Managing High Moisture, Stored Grain through Winter

Managing High Moisture, Stored Grain through Winter

Dec. 4, 2009

Usually we can expect corn standing in the field to lose a point of moisture every three to four days during late September and early October. This year, however, drydown was much slower due to the high humidity and cooler than normal air temperatures.

Tens of thousands of acres of late planted corn in Nebraska had not reached physiological maturity (black layer) in late October when the crop was killed by freezing temperatures. That corn typically was above 30% moisture after the freeze. In some cases, especially when the corn had wounds from hail or insects, it was invaded by one of several fungal organisms (molds).

Many corn producers use natural (unheated) air to dry grain. Natural air drying takes a long time even under good drying conditions. This year it took much longer than usual due to cool temperatures and high humidity.

Producers usually wouldn't think of harvesting corn above 22% moisture, but this year many waited until November but still had corn at 28% moisture that they had to harvest before they lost it to a winter storm.

Recommendations for Winter Grain Drying

To keep this wet, stored grain from heating and losing quality in storage, producers should run the fan continuously whenever the wettest corn in the bin is above 18% moisture and grain temperature is above 50°F. Studies have been conducted under carefully controlled laboratory conditions with constant temperature and moisture content to establish the length of time corn can be held before it loses one-half of one percent of its dry matter. This is about the maximum dry matter loss one can suffer and still maintain the current market grade.

 A table giving maximum storage times under various combinations of grain temperature and moisture content can be found in the University of Minnesota Extension publication, Grain Storage Tips: Factors and Formulas for Crop Drying, Storage and Handling.

There are two rules of thumb regarding storage time.

  1. When the corn is above 16% moisture, the shelf life is half as long at a given temperature for every two percentage points higher moisture content.
  2. At a given moisture content, the shelf life is half as long for every 10°F increase in temperature. Grain above 16% moisture in a bin will deteriorate about three times as fast as the estimates in the table if it is not aerated to carry away the heat generated by the fungal growth.

Intermittent Fan Operation During The Cold Months

This year, some producers will likely not be able to get all of their grain dried to a moisture content considered safe for long-term storage (15% for corn and 13% for soybeans) before the weather gets too cold to accomplish enough additional drying to make it economically feasible to continue to run the aeration fans. (See the table on Equilibrium Moisture Content in Grain Storage Tips.)

If the moisture content of the corn in the bin is below 18% and the temperature of the grain is at or below 40°F:

  • Consider intermittent fan operation during winter. This recommendation is contingent on the producer's ability and willingness to closely monitor the corn to detect the first sign of heating in the bin.

If the moisture content is above 16%:

  • Use a grain thermometer to monitor temperature. (This is a sturdy thermometer attached to a metal rod that can be pushed several feet into the grain mass.) Probe several places near the bin walls and a couple of places near the center of the bin.

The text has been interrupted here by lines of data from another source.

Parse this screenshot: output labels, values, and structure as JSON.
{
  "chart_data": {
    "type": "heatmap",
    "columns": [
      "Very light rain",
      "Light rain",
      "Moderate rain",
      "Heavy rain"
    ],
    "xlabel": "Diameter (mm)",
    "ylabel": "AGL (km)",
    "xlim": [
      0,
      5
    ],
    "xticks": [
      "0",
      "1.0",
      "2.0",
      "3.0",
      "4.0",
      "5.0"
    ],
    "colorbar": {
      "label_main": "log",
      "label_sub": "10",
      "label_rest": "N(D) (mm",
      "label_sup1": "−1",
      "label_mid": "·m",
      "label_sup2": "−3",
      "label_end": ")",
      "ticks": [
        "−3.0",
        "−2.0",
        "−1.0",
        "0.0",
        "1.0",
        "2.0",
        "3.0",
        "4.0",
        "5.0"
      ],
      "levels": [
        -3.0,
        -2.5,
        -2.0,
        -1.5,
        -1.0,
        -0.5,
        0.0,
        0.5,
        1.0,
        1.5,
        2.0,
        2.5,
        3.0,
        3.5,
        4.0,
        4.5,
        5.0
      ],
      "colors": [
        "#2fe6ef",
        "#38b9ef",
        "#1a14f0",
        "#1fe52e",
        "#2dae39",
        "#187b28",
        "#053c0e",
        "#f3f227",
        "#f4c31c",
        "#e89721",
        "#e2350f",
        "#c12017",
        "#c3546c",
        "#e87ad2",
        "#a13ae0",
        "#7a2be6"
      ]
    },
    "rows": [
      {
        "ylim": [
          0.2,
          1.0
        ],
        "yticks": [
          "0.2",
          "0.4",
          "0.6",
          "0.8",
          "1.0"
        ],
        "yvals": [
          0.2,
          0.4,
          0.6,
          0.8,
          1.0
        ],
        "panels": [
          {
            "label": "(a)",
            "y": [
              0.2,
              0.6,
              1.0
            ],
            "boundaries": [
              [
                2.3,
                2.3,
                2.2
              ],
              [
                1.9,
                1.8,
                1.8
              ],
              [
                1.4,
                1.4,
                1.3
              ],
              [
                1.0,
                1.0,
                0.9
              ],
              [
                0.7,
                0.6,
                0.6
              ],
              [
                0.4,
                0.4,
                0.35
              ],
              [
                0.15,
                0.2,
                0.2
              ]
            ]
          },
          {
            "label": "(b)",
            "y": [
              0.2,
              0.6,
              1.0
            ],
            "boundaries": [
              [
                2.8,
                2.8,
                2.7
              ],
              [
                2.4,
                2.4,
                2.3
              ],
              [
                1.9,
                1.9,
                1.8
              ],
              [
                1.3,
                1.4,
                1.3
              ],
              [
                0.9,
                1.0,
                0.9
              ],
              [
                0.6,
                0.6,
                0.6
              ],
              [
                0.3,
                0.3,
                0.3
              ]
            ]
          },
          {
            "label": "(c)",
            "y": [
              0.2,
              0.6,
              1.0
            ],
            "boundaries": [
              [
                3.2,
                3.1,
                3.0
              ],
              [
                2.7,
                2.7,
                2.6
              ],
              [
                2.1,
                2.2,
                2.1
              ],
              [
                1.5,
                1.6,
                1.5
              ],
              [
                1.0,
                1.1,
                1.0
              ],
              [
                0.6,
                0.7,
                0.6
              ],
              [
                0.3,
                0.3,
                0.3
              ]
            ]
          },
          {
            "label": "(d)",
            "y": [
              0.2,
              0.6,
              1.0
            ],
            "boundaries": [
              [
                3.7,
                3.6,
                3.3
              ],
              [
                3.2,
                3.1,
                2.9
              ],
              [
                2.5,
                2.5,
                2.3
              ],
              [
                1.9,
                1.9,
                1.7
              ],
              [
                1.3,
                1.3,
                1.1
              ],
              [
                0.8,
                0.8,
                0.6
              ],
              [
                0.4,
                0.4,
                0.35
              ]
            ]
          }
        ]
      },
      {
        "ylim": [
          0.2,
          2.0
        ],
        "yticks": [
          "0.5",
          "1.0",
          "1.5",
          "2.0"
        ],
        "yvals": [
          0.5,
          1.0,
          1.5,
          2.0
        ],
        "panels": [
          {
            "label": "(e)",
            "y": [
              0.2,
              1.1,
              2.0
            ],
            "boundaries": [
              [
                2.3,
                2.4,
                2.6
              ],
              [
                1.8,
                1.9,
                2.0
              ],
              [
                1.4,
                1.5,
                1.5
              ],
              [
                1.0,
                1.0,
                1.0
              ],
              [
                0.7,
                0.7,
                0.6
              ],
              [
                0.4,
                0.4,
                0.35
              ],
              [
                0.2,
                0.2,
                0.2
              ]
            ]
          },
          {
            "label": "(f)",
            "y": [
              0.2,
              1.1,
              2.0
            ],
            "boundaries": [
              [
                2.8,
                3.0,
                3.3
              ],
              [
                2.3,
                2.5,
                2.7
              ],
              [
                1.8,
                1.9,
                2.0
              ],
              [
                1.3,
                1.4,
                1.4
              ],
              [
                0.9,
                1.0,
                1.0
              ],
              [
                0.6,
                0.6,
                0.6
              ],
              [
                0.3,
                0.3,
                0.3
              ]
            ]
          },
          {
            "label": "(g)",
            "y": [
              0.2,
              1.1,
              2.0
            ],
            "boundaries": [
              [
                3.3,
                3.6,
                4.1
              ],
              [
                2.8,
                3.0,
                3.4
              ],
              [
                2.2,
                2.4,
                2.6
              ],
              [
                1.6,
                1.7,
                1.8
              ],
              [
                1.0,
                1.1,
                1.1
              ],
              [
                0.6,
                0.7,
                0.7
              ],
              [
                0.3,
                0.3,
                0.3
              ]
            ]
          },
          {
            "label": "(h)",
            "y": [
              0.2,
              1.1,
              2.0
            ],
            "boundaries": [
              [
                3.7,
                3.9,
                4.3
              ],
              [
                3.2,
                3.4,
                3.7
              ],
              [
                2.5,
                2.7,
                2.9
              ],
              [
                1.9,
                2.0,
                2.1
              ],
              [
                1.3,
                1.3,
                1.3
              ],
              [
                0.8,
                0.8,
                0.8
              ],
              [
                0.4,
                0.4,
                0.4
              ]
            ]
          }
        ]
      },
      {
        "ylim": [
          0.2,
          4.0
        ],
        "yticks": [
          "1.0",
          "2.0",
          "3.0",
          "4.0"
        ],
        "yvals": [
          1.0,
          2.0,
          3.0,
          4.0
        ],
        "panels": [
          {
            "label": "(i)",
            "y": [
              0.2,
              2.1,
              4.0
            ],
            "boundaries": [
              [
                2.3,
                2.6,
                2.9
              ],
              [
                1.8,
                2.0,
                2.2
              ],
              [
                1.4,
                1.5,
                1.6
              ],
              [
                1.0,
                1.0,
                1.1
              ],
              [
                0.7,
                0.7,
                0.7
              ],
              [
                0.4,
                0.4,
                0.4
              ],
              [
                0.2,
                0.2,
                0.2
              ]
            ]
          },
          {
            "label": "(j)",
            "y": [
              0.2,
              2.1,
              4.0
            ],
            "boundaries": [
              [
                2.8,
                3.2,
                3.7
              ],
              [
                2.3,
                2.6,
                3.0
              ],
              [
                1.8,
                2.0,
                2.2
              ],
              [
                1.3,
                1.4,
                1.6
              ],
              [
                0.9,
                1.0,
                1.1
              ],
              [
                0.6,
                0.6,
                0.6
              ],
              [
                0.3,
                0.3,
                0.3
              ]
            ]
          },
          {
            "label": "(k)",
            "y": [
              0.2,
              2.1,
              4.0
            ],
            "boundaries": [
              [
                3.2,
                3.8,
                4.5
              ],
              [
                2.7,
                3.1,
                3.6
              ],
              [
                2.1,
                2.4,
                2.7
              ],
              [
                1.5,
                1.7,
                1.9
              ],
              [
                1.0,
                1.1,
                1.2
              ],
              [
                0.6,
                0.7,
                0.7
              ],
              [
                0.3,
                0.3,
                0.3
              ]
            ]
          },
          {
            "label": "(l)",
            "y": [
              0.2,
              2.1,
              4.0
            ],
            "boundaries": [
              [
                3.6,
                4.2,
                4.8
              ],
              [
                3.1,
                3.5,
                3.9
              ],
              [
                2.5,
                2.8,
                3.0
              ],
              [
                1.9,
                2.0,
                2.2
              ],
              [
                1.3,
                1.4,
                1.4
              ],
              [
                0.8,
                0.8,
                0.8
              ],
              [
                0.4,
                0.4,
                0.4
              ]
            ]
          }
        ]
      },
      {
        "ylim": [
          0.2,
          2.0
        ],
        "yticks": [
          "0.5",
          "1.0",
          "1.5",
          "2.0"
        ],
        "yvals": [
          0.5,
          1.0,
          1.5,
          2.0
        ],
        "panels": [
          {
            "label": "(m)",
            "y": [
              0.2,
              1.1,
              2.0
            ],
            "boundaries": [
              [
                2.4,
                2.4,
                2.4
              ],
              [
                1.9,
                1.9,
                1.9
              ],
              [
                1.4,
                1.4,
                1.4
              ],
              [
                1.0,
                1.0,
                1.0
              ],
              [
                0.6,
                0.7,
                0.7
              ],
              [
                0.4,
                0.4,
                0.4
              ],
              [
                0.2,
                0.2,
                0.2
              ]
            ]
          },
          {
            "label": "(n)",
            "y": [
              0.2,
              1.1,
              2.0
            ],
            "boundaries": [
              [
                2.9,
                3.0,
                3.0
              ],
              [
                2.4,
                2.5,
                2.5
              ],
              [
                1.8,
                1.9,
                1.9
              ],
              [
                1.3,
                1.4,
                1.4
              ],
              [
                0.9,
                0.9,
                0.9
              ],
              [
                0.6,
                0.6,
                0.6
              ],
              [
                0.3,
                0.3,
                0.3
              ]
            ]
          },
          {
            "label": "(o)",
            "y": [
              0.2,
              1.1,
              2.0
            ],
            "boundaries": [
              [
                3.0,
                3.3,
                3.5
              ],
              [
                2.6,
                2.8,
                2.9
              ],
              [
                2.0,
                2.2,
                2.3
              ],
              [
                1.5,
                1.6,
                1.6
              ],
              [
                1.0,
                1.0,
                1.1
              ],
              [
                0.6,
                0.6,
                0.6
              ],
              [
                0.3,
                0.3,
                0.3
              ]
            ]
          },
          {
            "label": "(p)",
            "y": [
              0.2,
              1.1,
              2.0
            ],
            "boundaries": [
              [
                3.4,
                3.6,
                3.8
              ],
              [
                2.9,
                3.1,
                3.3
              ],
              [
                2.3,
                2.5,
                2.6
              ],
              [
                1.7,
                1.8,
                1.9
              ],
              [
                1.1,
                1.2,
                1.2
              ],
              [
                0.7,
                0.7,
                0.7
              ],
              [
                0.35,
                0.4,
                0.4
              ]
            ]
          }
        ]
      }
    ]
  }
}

Allow several minutes for the thermometer to equalize with the temperature of the grain before taking each reading.
  • Run the aeration fan if the thermometer detects heating anywhere in the grain mass or if there is more than a 5-8º difference in grain temperature between any two spots in the bin.
  • At the very least, start the aeration fan and immediately climb up and lean into the access hatch at the top of the ladder. If you detect a moldy smell or the air hitting your face is warmer than expected, or you see condensation on the underside of the bin roof on a cold day, this could signal a hot spot is forming in the corn. If you find any of these symptoms, continue aerating until conditions improve.
  • If you have a stirring system in the bin, run a couple of rounds while aerating to break up wet spots and even out the moisture in the bin. If you don't have a stirring system and continue to see indications of a hot spot, unload enough grain to locate or break up the wet spot.

When the weather forecast calls for a period of warmer weather for several days, resume aeration when the equilibrium moisture content table indicates that some drying can be accomplished.

For example, if the air temperature is 50°F and the relative humidity is 60%, the table shows the equilibrium moisture content is 13.8%. If the wettest corn in the bin is a couple of points higher, you may want to kick on the fan to do as much drying as you can while you have the opportunity.

If you warm the grain mass above 40°F while drying, continue fan operation until the grain temperature drops below 35°F again. The goal is to get corn to 15% moisture and 30°F for storage from December through February.

If you can't get the corn to 15% moisture before discontinuing fan operation, it is critical that you get the temperature down to 25-30°F to arrest mold growth. Always push a cooling front completely through the bin before discontinuing aeration for longer than a few days. An estimate of the hours of fan operation required to push a temperature front through a bin of corn is 15 divided by the airflow rate in cubic feet per minute per bushel (cfm/bu). If your drying fan can produce 1.0 cfm/bu, it will take about 15 hours. If you have a storage bin with a small fan producing 0.2 cfm/bu, it will take 75 hours.